There are no rules of hereditary succession to the feudal throne of the Imam of Yemen, and the reigning Sword of Islam wields it only so long as he can keep his enemies at bay. The enemies are many, the proliferation of pretenders spawned by his multi-wived Moslem relatives. But on his side the Imam has absolute powers : Macbeth’s castle and the Borgia palaces were holiday resorts compared with present-day Yemen, where ten of the current Imam’s brothers and most of his dozen sons have died violently in family infighting and palace intrigues.

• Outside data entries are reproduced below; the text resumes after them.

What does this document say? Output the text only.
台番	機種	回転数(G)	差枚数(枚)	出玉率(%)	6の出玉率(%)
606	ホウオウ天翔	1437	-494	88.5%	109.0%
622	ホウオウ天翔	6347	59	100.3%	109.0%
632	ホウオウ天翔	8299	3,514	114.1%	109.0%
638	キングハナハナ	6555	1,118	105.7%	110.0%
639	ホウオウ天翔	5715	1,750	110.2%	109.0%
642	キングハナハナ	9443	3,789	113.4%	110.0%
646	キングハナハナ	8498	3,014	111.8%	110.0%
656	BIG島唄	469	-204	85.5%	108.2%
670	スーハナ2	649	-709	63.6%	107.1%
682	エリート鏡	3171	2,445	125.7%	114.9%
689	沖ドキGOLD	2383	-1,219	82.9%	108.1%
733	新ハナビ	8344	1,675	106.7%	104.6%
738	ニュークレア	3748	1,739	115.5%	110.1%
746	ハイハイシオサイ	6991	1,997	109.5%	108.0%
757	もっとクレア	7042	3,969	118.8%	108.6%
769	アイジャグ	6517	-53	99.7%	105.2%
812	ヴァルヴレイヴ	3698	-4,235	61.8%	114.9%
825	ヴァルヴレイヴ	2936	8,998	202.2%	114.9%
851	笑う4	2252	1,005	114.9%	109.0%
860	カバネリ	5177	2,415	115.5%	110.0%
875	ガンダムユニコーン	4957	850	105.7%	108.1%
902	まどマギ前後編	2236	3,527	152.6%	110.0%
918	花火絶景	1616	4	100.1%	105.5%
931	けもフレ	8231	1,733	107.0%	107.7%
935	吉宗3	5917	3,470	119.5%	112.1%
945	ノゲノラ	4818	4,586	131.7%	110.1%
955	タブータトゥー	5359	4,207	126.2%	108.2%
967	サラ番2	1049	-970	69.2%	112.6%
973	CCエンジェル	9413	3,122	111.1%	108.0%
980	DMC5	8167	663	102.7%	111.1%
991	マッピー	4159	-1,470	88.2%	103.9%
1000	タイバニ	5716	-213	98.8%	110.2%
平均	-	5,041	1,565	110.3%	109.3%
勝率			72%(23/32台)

Much of the latest bloodletting results from the aging Imam’s efforts to make sure that his favorite son, Seif el Islam el Badr, gets the Imamate when the old man dies. Crown Prince Badr is a nice young man, introduced by Egypt’s Nasser to anti-imperialist slogans and Russian technicians, but thus far Badr has displayed none of the bloodthirsty toughness required to seize and keep the Imamate. Three months ago. suffering from arthritis, rheumatism and heart trouble, the Imam traipsed off to Italy for a rest cure, traveling light with only one wife and one concubine (the other women in the entourage, explained an aide, are not his). The old man left Badr in charge in Yemen, and everyone expected trouble. Sure enough, trouble came.

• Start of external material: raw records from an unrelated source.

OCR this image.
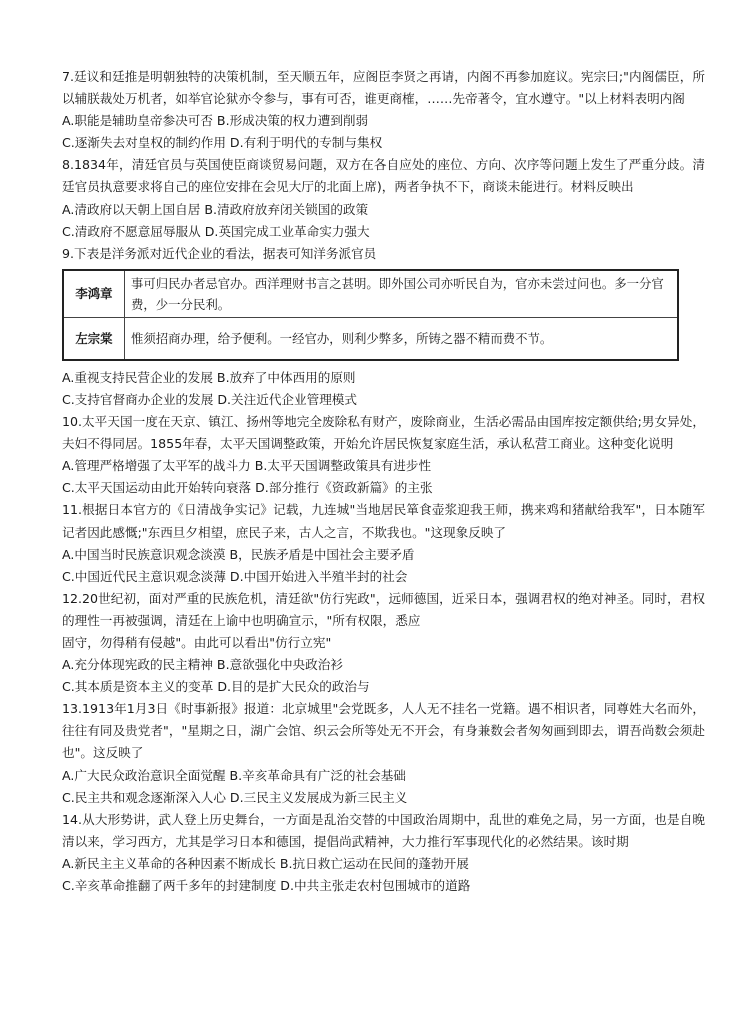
7.廷议和廷推是明朝独特的决策机制，至天顺五年，应阁臣李贤之再请，内阁不再参加庭议。宪宗曰;"内阁儒臣，所以辅朕裁处万机者，如举官论狱亦令参与，事有可否，谁更商榷，……先帝著令，宜水遵守。"以上材料表明内阁

A.职能是辅助皇帝参决可否 B.形成决策的权力遭到削弱
C.逐渐失去对皇权的制约作用 D.有利于明代的专制与集权

8.1834年，清廷官员与英国使臣商谈贸易问题，双方在各自应处的座位、方向、次序等问题上发生了严重分歧。清廷官员执意要求将自己的座位安排在会见大厅的北面上席)，两者争执不下，商谈未能进行。材料反映出

A.清政府以天朝上国自居 B.清政府放弃闭关锁国的政策
C.清政府不愿意屈辱服从 D.英国完成工业革命实力强大

9.下表是洋务派对近代企业的看法，据表可知洋务派官员

李鸿章	事可归民办者忌官办。西洋理财书言之甚明。即外国公司亦听民自为，官亦未尝过问也。多一分官费，少一分民利。
左宗棠	惟须招商办理，给予便利。一经官办，则利少弊多，所铸之器不精而费不节。
A.重视支持民营企业的发展 B.放弃了中体西用的原则
C.支持官督商办企业的发展 D.关注近代企业管理模式

10.太平天国一度在天京、镇江、扬州等地完全废除私有财产，废除商业，生活必需品由国库按定额供给;男女异处，夫妇不得同居。1855年春，太平天国调整政策，开始允许居民恢复家庭生活，承认私营工商业。这种变化说明

A.管理严格增强了太平军的战斗力 B.太平天国调整政策具有进步性
C.太平天国运动由此开始转向衰落 D.部分推行《资政新篇》的主张

11.根据日本官方的《日清战争实记》记载，九连城"当地居民箪食壶浆迎我王师，携来鸡和猪献给我军"，日本随军记者因此感慨;"东西旦夕相望，庶民子来，古人之言，不欺我也。"这现象反映了

A.中国当时民族意识观念淡漠 B，民族矛盾是中国社会主要矛盾
C.中国近代民主意识观念淡薄 D.中国开始进入半殖半封的社会

12.20世纪初，面对严重的民族危机，清廷欲"仿行宪政"，远师德国，近采日本，强调君权的绝对神圣。同时，君权的理性一再被强调，清廷在上谕中也明确宣示，"所有权限，悉应

固守，勿得稍有侵越"。由此可以看出"仿行立宪"

A.充分体现宪政的民主精神 B.意欲强化中央政治衫
C.其本质是资本主义的变革 D.目的是扩大民众的政治与

13.1913年1月3日《时事新报》报道：北京城里"会党既多，人人无不挂名一党籍。遇不相识者，同尊姓大名而外，往往有同及贵党者"，"星期之日，湖广会馆、织云会所等处无不开会，有身兼数会者匆匆画到即去，谓吾尚数会须赴也"。这反映了

A.广大民众政治意识全面觉醒 B.辛亥革命具有广泛的社会基础
C.民主共和观念逐渐深入人心 D.三民主义发展成为新三民主义

14.从大形势讲，武人登上历史舞台，一方面是乱治交替的中国政治周期中，乱世的难免之局，另一方面，也是自晚清以来，学习西方，尤其是学习日本和德国，提倡尚武精神，大力推行军事现代化的必然结果。该时期

A.新民主主义革命的各种因素不断成长 B.抗日救亡运动在民间的蓬勃开展
C.辛亥革命推翻了两千多年的封建制度 D.中共主张走农村包围城市的道路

No Pay. Recognizing that he may not be his father’s child of terror, and responding to genuine pressure from the Yemeni population for an end to feudal tyranny, Prince Badr at once set about winning the Imamate in an unheard-of way: enlisting popular support. He began unprecedented weekly talks to the worshipers in Taiz’s ancient Muzaffariya mosque, paid a surprise visit to an army barracks and ordered a 25% pay raise and free medical care for all soldiers. But before Badr could say “Reform,” disgruntled troops mutinied in Sana, declaring that the local governor had pocketed the payroll. In a surprising show of initiative, Badr rushed to Sana, fired the governor, the army commander and the police chief, and executed nine officers.

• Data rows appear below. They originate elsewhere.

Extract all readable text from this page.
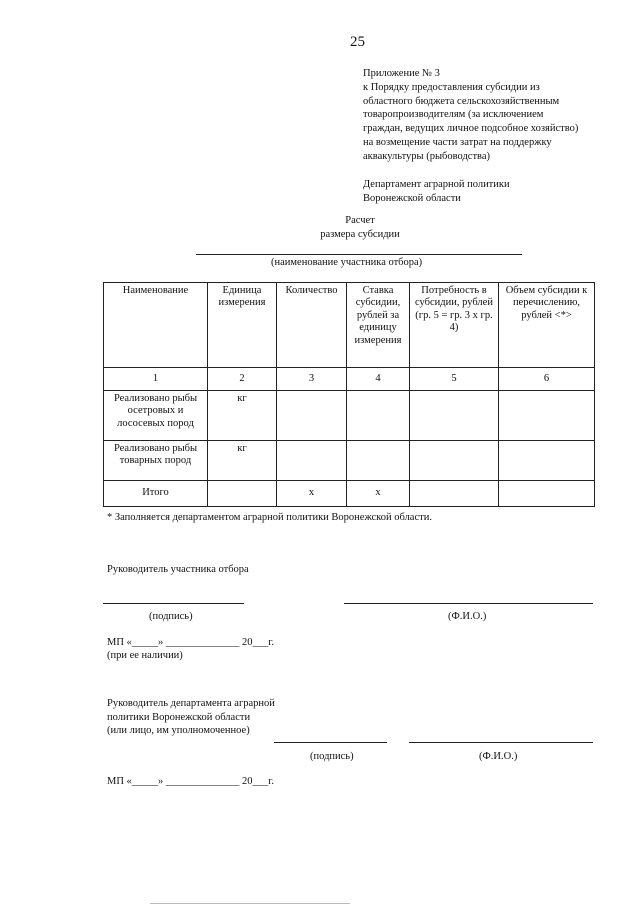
25
Приложение № 3
к Порядку предоставления субсидии из
областного бюджета сельскохозяйственным
товаропроизводителям (за исключением
граждан, ведущих личное подсобное хозяйство)
на возмещение части затрат на поддержку
аквакультуры (рыбоводства)
Департамент аграрной политики
Воронежской области
Расчет
размера субсидии
(наименование участника отбора)
Наименование	Единица измерения	Количество	Ставка субсидии, рублей за единицу измерения	Потребность в субсидии, рублей (гр. 5 = гр. 3 х гр. 4)	Объем субсидии к перечислению, рублей <*>
1	2	3	4	5	6
Реализовано рыбы осетровых и лососевых пород	кг				
Реализовано рыбы товарных пород	кг				
Итого		х	х		
* Заполняется департаментом аграрной политики Воронежской области.
Руководитель участника отбора
(подпись)	(Ф.И.О.)
МП «_____» ______________ 20___г.
(при ее наличии)
Руководитель департамента аграрной
политики Воронежской области
(или лицо, им уполномоченное)
(подпись)	(Ф.И.О.)
МП «_____» ______________ 20___г.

Hopeful that this flex of sinews would be enough, Badr invited Yemen’s more than 50,000 “expatriate brothers” scattered across the Middle East to come home and “participate by using their capital where it is needed.” He also appointed an eight-man representative council of regional leaders to advise him. But Yemen’s troubles had just begun.
No Encores. Fortnight ago in Taiz, a local judge dissolved the marriage of a soldier on complaint of his wife. The soldier was so angry that afterward he ran after the judge’s car. Flustered, the judge ran him down. The dead soldier’s comrades chased the judge to his home and began shooting it up. Surrendering to save his family, the judge was killed on the spot, and then, in that favorite democratic ritual in the Middle East, his body was dragged through the streets. In the excitement, civil control collapsed and the army last week took over Taiz, Yemen’s second capital, and for good measure seized Hodeida, the main Red Sea port, as well.
Cautious about pressing his luck with a second show of bravado, Prince Badr at week’s end was uneasily sitting tight in Sana waiting to see what would happen. Off in Rome, his disease-ridden father the Imam seemed unperturbed by reports of his chosen successor’s difficulties, and indicated that it was good for Badr to get a little practical experience.